Three other Columbia College students work with Mallory on “Music Burger,” and the end result of their collaboration is near-professional quality web episodes. Additional help and advice comes from Ivan Dupee of Dupee Productions, whom Mallory describes simply as “a blessing.” The group is hoping the project will lead to distribution on major channels in the future, which would allow them to expand to other cities and provide exposure for even more artists. For now, musicians featured on “Music Burger” have come from the South and West Sides of Chicago, as well as the suburbs.
While “Music Burger” is a lot of work, Mallory says it all comes together in moments like the one in the J Gridges episode, when he was standing in his kitchen and watching the band play and felt “this can really be something.” He loves to see the musicians he features talking up “Music Burger” on their own sites, and is proud to say that the project surprises people he meets.
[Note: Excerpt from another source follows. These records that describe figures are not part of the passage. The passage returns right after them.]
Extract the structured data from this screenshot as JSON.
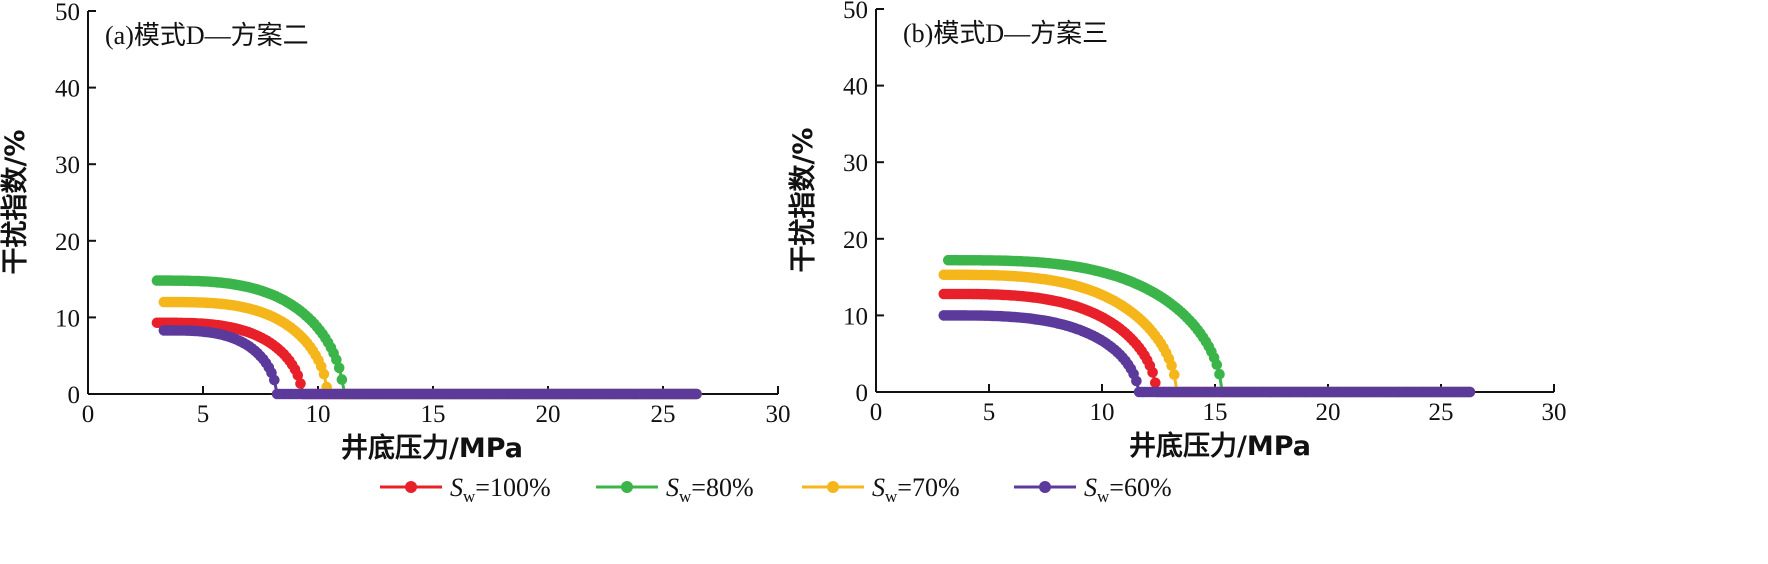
{
  "legend": [
    {
      "sym": "S",
      "sub": "w",
      "suffix": "=100%",
      "color": "#e8202a"
    },
    {
      "sym": "S",
      "sub": "w",
      "suffix": "=80%",
      "color": "#3bb54a"
    },
    {
      "sym": "S",
      "sub": "w",
      "suffix": "=70%",
      "color": "#f5b61b"
    },
    {
      "sym": "S",
      "sub": "w",
      "suffix": "=60%",
      "color": "#5b3a9b"
    }
  ],
  "chart_data": [
    {
      "type": "scatter",
      "title": "(a)模式D—方案二",
      "xlabel": "井底压力/MPa",
      "ylabel": "干扰指数/%",
      "xlim": [
        0,
        30
      ],
      "ylim": [
        0,
        50
      ],
      "xticks": [
        0,
        5,
        10,
        15,
        20,
        25,
        30
      ],
      "yticks": [
        0,
        10,
        20,
        30,
        40,
        50
      ],
      "grid": false,
      "series": [
        {
          "name": "Sw=100%",
          "color": "#e8202a",
          "x0": 3.0,
          "xz": 9.3,
          "y0": 9.3,
          "xend": 26.5
        },
        {
          "name": "Sw=80%",
          "color": "#3bb54a",
          "x0": 3.0,
          "xz": 11.1,
          "y0": 14.8,
          "xend": 26.5
        },
        {
          "name": "Sw=70%",
          "color": "#f5b61b",
          "x0": 3.3,
          "xz": 10.4,
          "y0": 12.0,
          "xend": 26.5
        },
        {
          "name": "Sw=60%",
          "color": "#5b3a9b",
          "x0": 3.3,
          "xz": 8.2,
          "y0": 8.3,
          "xend": 26.5
        }
      ]
    },
    {
      "type": "scatter",
      "title": "(b)模式D—方案三",
      "xlabel": "井底压力/MPa",
      "ylabel": "干扰指数/%",
      "xlim": [
        0,
        30
      ],
      "ylim": [
        0,
        50
      ],
      "xticks": [
        0,
        5,
        10,
        15,
        20,
        25,
        30
      ],
      "yticks": [
        0,
        10,
        20,
        30,
        40,
        50
      ],
      "grid": false,
      "series": [
        {
          "name": "Sw=100%",
          "color": "#e8202a",
          "x0": 3.0,
          "xz": 12.4,
          "y0": 12.8,
          "xend": 26.3
        },
        {
          "name": "Sw=80%",
          "color": "#3bb54a",
          "x0": 3.2,
          "xz": 15.3,
          "y0": 17.2,
          "xend": 26.3
        },
        {
          "name": "Sw=70%",
          "color": "#f5b61b",
          "x0": 3.0,
          "xz": 13.3,
          "y0": 15.3,
          "xend": 26.3
        },
        {
          "name": "Sw=60%",
          "color": "#5b3a9b",
          "x0": 3.0,
          "xz": 11.6,
          "y0": 10.0,
          "xend": 26.3
        }
      ]
    }
  ]
}
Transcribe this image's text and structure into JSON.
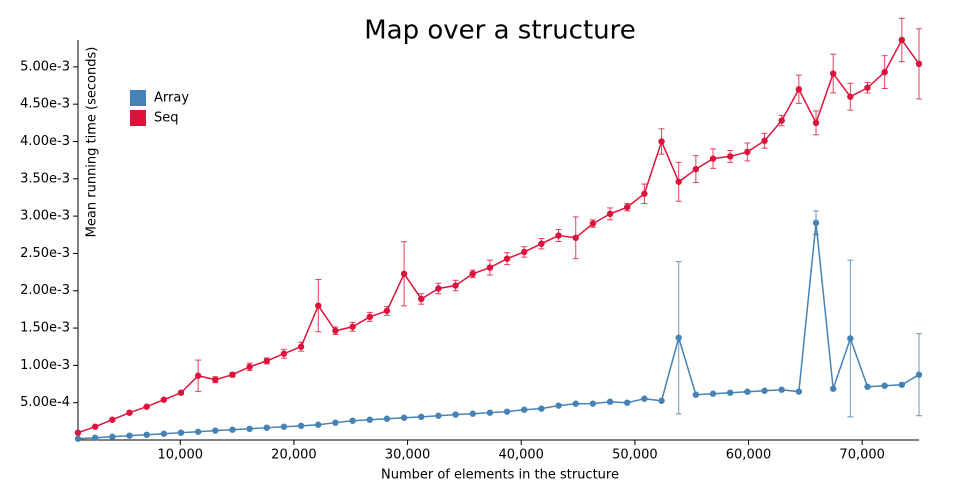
{
  "chart_data": {
    "type": "line",
    "title": "Map over a structure",
    "xlabel": "Number of elements in the structure",
    "ylabel": "Mean running time (seconds)",
    "legend": "upper left",
    "xlim": [
      1000,
      75000
    ],
    "ylim": [
      0,
      0.00536
    ],
    "xticks": [
      {
        "value": 10000,
        "label": "10,000"
      },
      {
        "value": 20000,
        "label": "20,000"
      },
      {
        "value": 30000,
        "label": "30,000"
      },
      {
        "value": 40000,
        "label": "40,000"
      },
      {
        "value": 50000,
        "label": "50,000"
      },
      {
        "value": 60000,
        "label": "60,000"
      },
      {
        "value": 70000,
        "label": "70,000"
      }
    ],
    "yticks": [
      {
        "value": 0.0005,
        "label": "5.00e-4"
      },
      {
        "value": 0.001,
        "label": "1.00e-3"
      },
      {
        "value": 0.0015,
        "label": "1.50e-3"
      },
      {
        "value": 0.002,
        "label": "2.00e-3"
      },
      {
        "value": 0.0025,
        "label": "2.50e-3"
      },
      {
        "value": 0.003,
        "label": "3.00e-3"
      },
      {
        "value": 0.0035,
        "label": "3.50e-3"
      },
      {
        "value": 0.004,
        "label": "4.00e-3"
      },
      {
        "value": 0.0045,
        "label": "4.50e-3"
      },
      {
        "value": 0.005,
        "label": "5.00e-3"
      }
    ],
    "x": [
      1000,
      2510,
      4020,
      5531,
      7041,
      8551,
      10061,
      11571,
      13082,
      14592,
      16102,
      17612,
      19122,
      20633,
      22143,
      23653,
      25163,
      26673,
      28184,
      29694,
      31204,
      32714,
      34224,
      35735,
      37245,
      38755,
      40265,
      41776,
      43286,
      44796,
      46306,
      47816,
      49327,
      50837,
      52347,
      53857,
      55367,
      56878,
      58388,
      59898,
      61408,
      62918,
      64429,
      65939,
      67449,
      68959,
      70469,
      71980,
      73490,
      75000
    ],
    "series": [
      {
        "name": "Array",
        "color": "#4682b4",
        "values": [
          1.7e-05,
          3e-05,
          4.4e-05,
          5.8e-05,
          7e-05,
          8.4e-05,
          9.8e-05,
          0.00011,
          0.000125,
          0.000138,
          0.00015,
          0.000165,
          0.000178,
          0.00019,
          0.000205,
          0.000232,
          0.000258,
          0.000272,
          0.000285,
          0.000298,
          0.00031,
          0.000325,
          0.00034,
          0.000352,
          0.000366,
          0.00038,
          0.000406,
          0.00042,
          0.00046,
          0.000486,
          0.000487,
          0.000513,
          0.0005,
          0.000553,
          0.000526,
          0.00137,
          0.000607,
          0.00062,
          0.000633,
          0.000647,
          0.00066,
          0.000674,
          0.000648,
          0.00291,
          0.000687,
          0.00136,
          0.000714,
          0.000727,
          0.00074,
          0.000875
        ],
        "errors": [
          5e-06,
          5e-06,
          5e-06,
          5e-06,
          5e-06,
          5e-06,
          5e-06,
          5e-06,
          5e-06,
          5e-06,
          5e-06,
          5e-06,
          5e-06,
          5e-06,
          5e-06,
          5e-06,
          5e-06,
          5e-06,
          5e-06,
          5e-06,
          5e-06,
          5e-06,
          5e-06,
          5e-06,
          5e-06,
          5e-06,
          5e-06,
          5e-06,
          5e-06,
          5e-06,
          5e-06,
          5e-06,
          5e-06,
          5e-06,
          5e-06,
          0.00102,
          5e-06,
          5e-06,
          5e-06,
          5e-06,
          5e-06,
          5e-06,
          5e-06,
          0.00016,
          5e-06,
          0.00105,
          5e-06,
          5e-06,
          5e-06,
          0.00055
        ]
      },
      {
        "name": "Seq",
        "color": "#dc143c",
        "values": [
          9.8e-05,
          0.000178,
          0.000272,
          0.000366,
          0.000446,
          0.00054,
          0.000633,
          0.000861,
          0.000808,
          0.000875,
          0.00098,
          0.00106,
          0.001156,
          0.00125,
          0.0018,
          0.001464,
          0.001517,
          0.00165,
          0.00173,
          0.002227,
          0.00189,
          0.00203,
          0.00207,
          0.002227,
          0.00231,
          0.00243,
          0.00252,
          0.00263,
          0.00274,
          0.00271,
          0.0029,
          0.00303,
          0.00312,
          0.0033,
          0.004,
          0.00346,
          0.00363,
          0.00377,
          0.0038,
          0.00386,
          0.00401,
          0.00428,
          0.0047,
          0.00425,
          0.00491,
          0.0046,
          0.00472,
          0.00493,
          0.00536,
          0.00504
        ],
        "errors": [
          1e-05,
          1e-05,
          1e-05,
          1e-05,
          1e-05,
          1e-05,
          2e-05,
          0.00021,
          4e-05,
          3e-05,
          5e-05,
          4e-05,
          6e-05,
          6e-05,
          0.00035,
          5e-05,
          6e-05,
          6e-05,
          6e-05,
          0.00043,
          7e-05,
          7e-05,
          7e-05,
          5e-05,
          0.0001,
          8e-05,
          7e-05,
          7e-05,
          8e-05,
          0.00028,
          5e-05,
          8e-05,
          5e-05,
          0.00013,
          0.00017,
          0.00026,
          0.00018,
          0.00013,
          8e-05,
          0.00012,
          0.0001,
          7e-05,
          0.00019,
          0.00016,
          0.00026,
          0.00018,
          7e-05,
          0.00022,
          0.00029,
          0.00047
        ]
      }
    ]
  }
}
The drive behind his work comes from his conviction that the music industry lacks creativity, and he wants to push forward the “craft” of making music. And there’s another reason. “If it puts a smile on your face, then do it,” Mallory says.
The same belief that people should pursue what they enjoy runs through Mallory’s class in music production at Hirsch Metropolitan High School in Grand Crossing, the neighborhood just south of Woodlawn. He calls his teaching “organic,” responding to his own and students’ interests. Mallory moves on quickly from talking about this job, adding that he works in client relations for Dupee Productions and has various weekend gigs. He chuckles and says, “I know you’re thinking, ‘That’s a lot.’”
But Mallory never misses a beat, even asking for a publicity shot of himself with your reporter to hype this article. “Music Burger” has been picked up by Blip TV, a resource for video bloggers, and with Mallory at the helm more publicity is inevitable.